Face it, sometimes your accuracy just hits the
iceberg. We have seen error reports within .011 of a foot and we’ve seen them crest
near 0.080 of a foot. The key to obtaining LiDAR accuracy is understanding the components.
When I speak to surveyors about the acronym RMS (Root
Mean Square) error reports I often feel like a captain on a sinking ship. ESRI’s definition is cumbersome: “A measure
of the difference between locations that are known and locations that have been
interpolated or digitized. RMS error is derived by squaring the differences
between known and unknown points, adding those together, dividing that by the
number of test points, and then taking the square root of that result.” The
question is… Known and unknown to who?
Think of it this way: RMS error is the difference between collected LiDAR
measurements and traditional collected control points. Where your accuracy can
tank is when you have an outlier in the LiDAR data set, not unlike a transposed
coordinate number in the field book. But many other variables can affect the
accuracy of the RMS error report.
In February of 2009, we scanned a highway in
Minnesota using the DOT’s control points. The RMS error was off by inches.
Unacceptable even by traditional standards. Sifting painstakingly through the
data by both the DOT and my Terrametrix technicians, it was determined that we
were seeing frost heave. The control was set in warmer fall conditions and the
scan was performed in the winter. Learning curve and when we proved that point
we were all amazed at being able to see this movement.

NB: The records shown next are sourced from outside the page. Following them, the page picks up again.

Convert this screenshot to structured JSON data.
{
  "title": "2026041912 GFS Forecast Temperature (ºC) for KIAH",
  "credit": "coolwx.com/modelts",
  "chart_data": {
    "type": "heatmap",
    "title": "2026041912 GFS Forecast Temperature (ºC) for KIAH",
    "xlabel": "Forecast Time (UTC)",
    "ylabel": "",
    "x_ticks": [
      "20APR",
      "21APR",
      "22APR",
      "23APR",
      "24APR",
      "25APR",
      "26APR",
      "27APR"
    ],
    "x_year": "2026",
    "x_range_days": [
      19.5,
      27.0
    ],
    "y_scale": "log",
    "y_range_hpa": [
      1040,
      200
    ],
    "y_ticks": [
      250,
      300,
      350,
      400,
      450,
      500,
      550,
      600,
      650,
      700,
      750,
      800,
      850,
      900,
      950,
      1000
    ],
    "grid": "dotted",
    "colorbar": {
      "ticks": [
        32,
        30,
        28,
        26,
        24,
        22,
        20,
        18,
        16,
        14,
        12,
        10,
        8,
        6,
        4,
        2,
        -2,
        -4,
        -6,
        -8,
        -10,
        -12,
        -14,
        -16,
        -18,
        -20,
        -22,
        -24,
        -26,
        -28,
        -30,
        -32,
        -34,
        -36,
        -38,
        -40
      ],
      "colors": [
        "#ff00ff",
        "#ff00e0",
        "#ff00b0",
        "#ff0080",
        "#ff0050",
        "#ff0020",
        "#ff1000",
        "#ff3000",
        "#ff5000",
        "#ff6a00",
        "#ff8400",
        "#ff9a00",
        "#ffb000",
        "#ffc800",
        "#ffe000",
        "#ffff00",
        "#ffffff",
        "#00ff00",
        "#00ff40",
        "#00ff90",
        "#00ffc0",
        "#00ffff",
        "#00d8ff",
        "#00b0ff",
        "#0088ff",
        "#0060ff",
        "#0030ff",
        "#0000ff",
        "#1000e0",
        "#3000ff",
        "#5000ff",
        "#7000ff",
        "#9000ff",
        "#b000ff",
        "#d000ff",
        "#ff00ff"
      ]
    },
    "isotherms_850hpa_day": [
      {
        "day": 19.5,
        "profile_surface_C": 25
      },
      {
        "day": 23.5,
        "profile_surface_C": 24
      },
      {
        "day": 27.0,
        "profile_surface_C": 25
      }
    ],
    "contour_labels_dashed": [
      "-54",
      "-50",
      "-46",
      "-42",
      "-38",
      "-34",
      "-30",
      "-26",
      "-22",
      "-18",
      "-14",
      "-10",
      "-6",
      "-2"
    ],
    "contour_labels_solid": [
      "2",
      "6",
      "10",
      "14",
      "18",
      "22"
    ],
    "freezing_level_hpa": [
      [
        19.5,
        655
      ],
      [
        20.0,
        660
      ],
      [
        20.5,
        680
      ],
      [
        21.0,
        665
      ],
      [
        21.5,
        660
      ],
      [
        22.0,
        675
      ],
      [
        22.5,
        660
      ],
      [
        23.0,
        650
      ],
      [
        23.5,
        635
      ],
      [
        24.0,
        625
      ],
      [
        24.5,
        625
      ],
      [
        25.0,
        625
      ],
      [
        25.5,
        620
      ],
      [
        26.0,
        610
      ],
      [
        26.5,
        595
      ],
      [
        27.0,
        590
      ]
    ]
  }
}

In the winter of 2016, Terrametrix mobile LiDAR collection
on a mile-long interstate viaduct in the Northern mid-Atlantic region resulted
in a RMS error of .060 compared to 64 control points ranging in a .090 high and
.11 low on the bridge. Control set on
hard ground at the approaches had an .013 RMS error against 34 control points
ranging .037 high .034 low. The RMS error report comparisons were showing bridge
load. Control was shot during rush hour; our scan was performed at the peak of
heavy traffic load on the bridge. Control
was set on the bridge mid-span and not as requested over the piers. You could
tell because the error at each point was directly related to how far the
control was from a pier with the greatest errors being near mid span.
A 2.9-mile road course at Watkins Glen in the fall of
2014 resulted in a RMS 0.012 range .023 high to .021 low against 15 control
points every quarter mile. Not bad for an end deliverable used for re-pavement on
a historical race track. Another DOT project in the fall of 2015 involved 10.6
miles of interstate. With 101 control points the RMS error was 0.014;
ranging .039 high to .030 low. These are
typical RMS highway reports using mobile LiDAR.
I must warn anyone that boasts you don’t need survey
control with LiDAR is like telling you the ship is unsinkable. What is your
quality check? Control is…. will be… and always has been… minimum standards and
prudent operating procedure for land surveyors. Occupy the point. Also, be
warned if the RMS error is too good. Anyone who comes up with a zero RMS error
has adjusted the LiDAR data to the control point. Plain and simple. Every
component of measuring has error, the GPS has error, the scanners have error,
the rodman may have had a bad night. (Come on, we’ve all been there). If your
RMS error is zero head for the life boats.